Gran hat sie letztes Jahr zu Mums Geburtstag gemacht. Ein paar der Flicken haben winzige Mottenlöcher und manche Stückchen sind so alt und so oft gewaschen worden, dass sie ganz ausgebleicht sind, aber das ganze Werk ist immer noch so atemberaubend schön, dass ich bis heute nicht verstehe, warum Dad so voller Hass darauf war … außer, dass es Mums Reaktion war, die den Wutanfall ausgelöst hat.

Er hat Gran immer eine alte Schachtel genannt, die sich in alles einmischen würde. Hat deutlich gemacht, dass sie hier nicht willkommen ist, daher haben wir sie, genau wie Tante Anna, nur selten zu Gesicht bekommen, aber sie hat regelmäßig Karten und Päckchen zu Geburtstagen und Weihnachten geschickt.

Als Mum Grans Päckchen auspackte, hat ihr Gesicht ganz kurz aufgeleuchtet. Sofort hat sie sich wieder beherrscht, aber ein verräterisches Funkeln lag noch in ihrem Blick und Dad konnte sehen, wie sehr ihr die Decke gefiel. Uns auch. Die reinste Farbexplosion.

Himmelblau.

Kirschrot.

Zitronengelb.

Smaragdgrün.

Rosenrot.

Orangerot.

Fliederfarben.

Rubinrot.

Golden.

Türkis.

Wie ein Garten voller Blumen, sagte Ellie begeistert. Sekunden später riss Dad sie Mum aus der Hand.
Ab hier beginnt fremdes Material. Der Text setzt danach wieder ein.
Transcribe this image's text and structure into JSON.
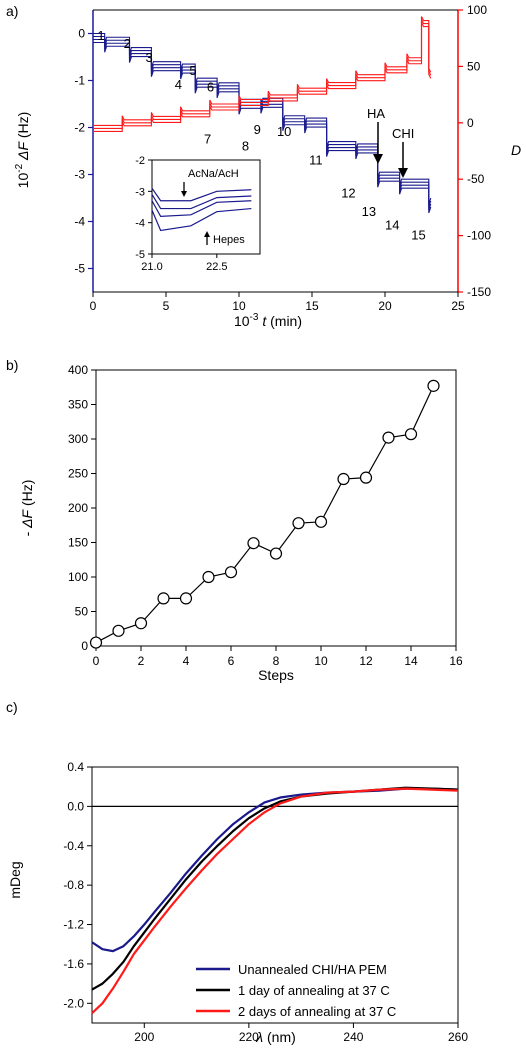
{
  "colors": {
    "blue": "#1a1a8c",
    "red": "#ff1a1a",
    "black": "#000000",
    "axis_left_blue": "#1a1aa0",
    "axis_right_red": "#ff0000"
  },
  "chart_data": [
    {
      "panel_label": "a)",
      "type": "line",
      "xlabel_prefix": "10",
      "xlabel_exp": "-3",
      "xlabel_var": "t",
      "xlabel_unit": "(min)",
      "ylabel_prefix": "10",
      "ylabel_exp": "-2",
      "ylabel_var": "ΔF",
      "ylabel_unit": "(Hz)",
      "y2label": "D",
      "xlim": [
        0,
        25
      ],
      "ylim": [
        -5.5,
        0.5
      ],
      "y2lim": [
        -150,
        100
      ],
      "x_ticks": [
        "0",
        "5",
        "10",
        "15",
        "20",
        "25"
      ],
      "y_ticks": [
        "0",
        "-1",
        "-2",
        "-3",
        "-4",
        "-5"
      ],
      "y2_ticks": [
        "100",
        "50",
        "0",
        "-50",
        "-100",
        "-150"
      ],
      "step_labels": [
        "1",
        "2",
        "3",
        "4",
        "5",
        "6",
        "7",
        "8",
        "9",
        "10",
        "11",
        "12",
        "13",
        "14",
        "15"
      ],
      "annotations": [
        "HA",
        "CHI"
      ],
      "series": [
        {
          "axis": "left",
          "color": "blue",
          "steps": [
            {
              "x": 0.0,
              "y": 0.0
            },
            {
              "x": 0.8,
              "y": -0.08
            },
            {
              "x": 2.5,
              "y": -0.3
            },
            {
              "x": 4.0,
              "y": -0.6
            },
            {
              "x": 6.0,
              "y": -0.65
            },
            {
              "x": 7.0,
              "y": -0.95
            },
            {
              "x": 8.5,
              "y": -1.05
            },
            {
              "x": 10.0,
              "y": -1.4
            },
            {
              "x": 11.5,
              "y": -1.38
            },
            {
              "x": 13.0,
              "y": -1.75
            },
            {
              "x": 14.5,
              "y": -1.8
            },
            {
              "x": 16.0,
              "y": -2.3
            },
            {
              "x": 18.0,
              "y": -2.35
            },
            {
              "x": 19.5,
              "y": -2.95
            },
            {
              "x": 21.0,
              "y": -3.1
            },
            {
              "x": 23.0,
              "y": -3.5
            }
          ]
        },
        {
          "axis": "right",
          "color": "red",
          "steps": [
            {
              "x": 0.0,
              "y": -5
            },
            {
              "x": 2.0,
              "y": 0
            },
            {
              "x": 4.0,
              "y": 3
            },
            {
              "x": 6.0,
              "y": 8
            },
            {
              "x": 8.0,
              "y": 14
            },
            {
              "x": 10.0,
              "y": 18
            },
            {
              "x": 12.0,
              "y": 22
            },
            {
              "x": 14.0,
              "y": 28
            },
            {
              "x": 16.0,
              "y": 33
            },
            {
              "x": 18.0,
              "y": 40
            },
            {
              "x": 20.0,
              "y": 47
            },
            {
              "x": 21.5,
              "y": 55
            },
            {
              "x": 22.5,
              "y": 88
            },
            {
              "x": 23.0,
              "y": 42
            }
          ]
        }
      ],
      "inset": {
        "xlim": [
          21.0,
          23.5
        ],
        "ylim": [
          -5,
          -2
        ],
        "x_ticks": [
          "21.0",
          "22.5"
        ],
        "y_ticks": [
          "-2",
          "-3",
          "-4",
          "-5"
        ],
        "annotations": [
          "AcNa/AcH",
          "Hepes"
        ],
        "traces": [
          [
            {
              "x": 21.0,
              "y": -2.9
            },
            {
              "x": 21.2,
              "y": -3.3
            },
            {
              "x": 21.9,
              "y": -3.3
            },
            {
              "x": 22.5,
              "y": -3.0
            },
            {
              "x": 23.3,
              "y": -2.95
            }
          ],
          [
            {
              "x": 21.0,
              "y": -3.1
            },
            {
              "x": 21.2,
              "y": -3.55
            },
            {
              "x": 21.9,
              "y": -3.55
            },
            {
              "x": 22.5,
              "y": -3.2
            },
            {
              "x": 23.3,
              "y": -3.15
            }
          ],
          [
            {
              "x": 21.0,
              "y": -3.3
            },
            {
              "x": 21.2,
              "y": -3.8
            },
            {
              "x": 21.9,
              "y": -3.75
            },
            {
              "x": 22.5,
              "y": -3.35
            },
            {
              "x": 23.3,
              "y": -3.3
            }
          ],
          [
            {
              "x": 21.0,
              "y": -3.6
            },
            {
              "x": 21.2,
              "y": -4.25
            },
            {
              "x": 21.9,
              "y": -4.1
            },
            {
              "x": 22.5,
              "y": -3.65
            },
            {
              "x": 23.3,
              "y": -3.55
            }
          ]
        ]
      }
    },
    {
      "panel_label": "b)",
      "type": "line",
      "xlabel": "Steps",
      "ylabel_prefix": "-",
      "ylabel_var": "ΔF",
      "ylabel_unit": "(Hz)",
      "xlim": [
        0,
        16
      ],
      "ylim": [
        0,
        400
      ],
      "x_ticks": [
        "0",
        "2",
        "4",
        "6",
        "8",
        "10",
        "12",
        "14",
        "16"
      ],
      "y_ticks": [
        "0",
        "50",
        "100",
        "150",
        "200",
        "250",
        "300",
        "350",
        "400"
      ],
      "x": [
        0,
        1,
        2,
        3,
        4,
        5,
        6,
        7,
        8,
        9,
        10,
        11,
        12,
        13,
        14,
        15
      ],
      "values": [
        5,
        22,
        33,
        69,
        69,
        100,
        107,
        149,
        134,
        178,
        180,
        242,
        244,
        302,
        307,
        377
      ]
    },
    {
      "panel_label": "c)",
      "type": "line",
      "xlabel_var": "λ",
      "xlabel_unit": "(nm)",
      "ylabel": "mDeg",
      "xlim": [
        190,
        260
      ],
      "ylim": [
        -2.2,
        0.4
      ],
      "x_ticks": [
        "200",
        "220",
        "240",
        "260"
      ],
      "y_ticks": [
        "0.4",
        "0.0",
        "-0.4",
        "-0.8",
        "-1.2",
        "-1.6",
        "-2.0"
      ],
      "legend_position": "bottom-right",
      "series": [
        {
          "name": "Unannealed CHI/HA PEM",
          "color": "blue",
          "x": [
            190,
            192,
            194,
            196,
            198,
            200,
            202,
            205,
            208,
            211,
            214,
            217,
            220,
            223,
            226,
            230,
            235,
            240,
            245,
            250,
            255,
            260
          ],
          "y": [
            -1.38,
            -1.45,
            -1.47,
            -1.42,
            -1.32,
            -1.2,
            -1.07,
            -0.88,
            -0.68,
            -0.5,
            -0.33,
            -0.18,
            -0.06,
            0.04,
            0.09,
            0.12,
            0.14,
            0.15,
            0.16,
            0.18,
            0.18,
            0.17
          ]
        },
        {
          "name": "1 day of annealing at 37 C",
          "color": "black",
          "x": [
            190,
            192,
            194,
            196,
            198,
            200,
            202,
            205,
            208,
            211,
            214,
            217,
            220,
            223,
            226,
            230,
            235,
            240,
            245,
            250,
            255,
            260
          ],
          "y": [
            -1.86,
            -1.8,
            -1.7,
            -1.58,
            -1.42,
            -1.28,
            -1.14,
            -0.94,
            -0.74,
            -0.56,
            -0.4,
            -0.25,
            -0.12,
            -0.02,
            0.05,
            0.1,
            0.13,
            0.15,
            0.17,
            0.19,
            0.18,
            0.17
          ]
        },
        {
          "name": "2 days of annealing at 37 C",
          "color": "red",
          "x": [
            190,
            192,
            194,
            196,
            198,
            200,
            202,
            205,
            208,
            211,
            214,
            217,
            220,
            223,
            226,
            230,
            235,
            240,
            245,
            250,
            255,
            260
          ],
          "y": [
            -2.1,
            -2.0,
            -1.85,
            -1.68,
            -1.5,
            -1.36,
            -1.22,
            -1.02,
            -0.83,
            -0.65,
            -0.48,
            -0.33,
            -0.18,
            -0.06,
            0.03,
            0.1,
            0.14,
            0.15,
            0.17,
            0.18,
            0.17,
            0.16
          ]
        }
      ]
    }
  ]
}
»Dieser zerlumpte Dreck hat nichts in meinem Haus verloren!«, fuhr er sie an und rollte die Decke zu einem Bündel zusammen. »Wie kann jemand, der noch ganz bei Verstand ist, einen Haufen alter Lumpen zum Geburtstag verschenken?«

Ellie protestierte. Mum sah nur zu Boden und sagte kein einziges Wort. Dad brachte die Decke in die Küche und nach ein paar Minuten hörten wir Stoff reißen. Ellie fing zu weinen an. Sie wollte hinausrennen, um ihn daran zu hindern, doch Mum hielt sie zurück. »Es macht nichts«, sagte sie immer wieder. »Es macht nichts.«

Am folgenden Abend kam er mit einem Bettüberwurf, den er in einem eleganten Kaufhaus in der Nähe seines Büros gekauft hatte, von der Arbeit heim. Echte chinesische Seide, handbestickt mit schwarzen und roten ineinander verschlungenen Drachen. Hätte ihn ein Vermögen gekostet, wäre aber ein echtes Familienerbstück, belehrte er uns, etwas, das Mum bis in alle Ewigkeit behalten könnte. Sie sagte, die Decke sei sehr schön. Sie strich über die Seide, aber das Leuchten in ihren Augen war erloschen.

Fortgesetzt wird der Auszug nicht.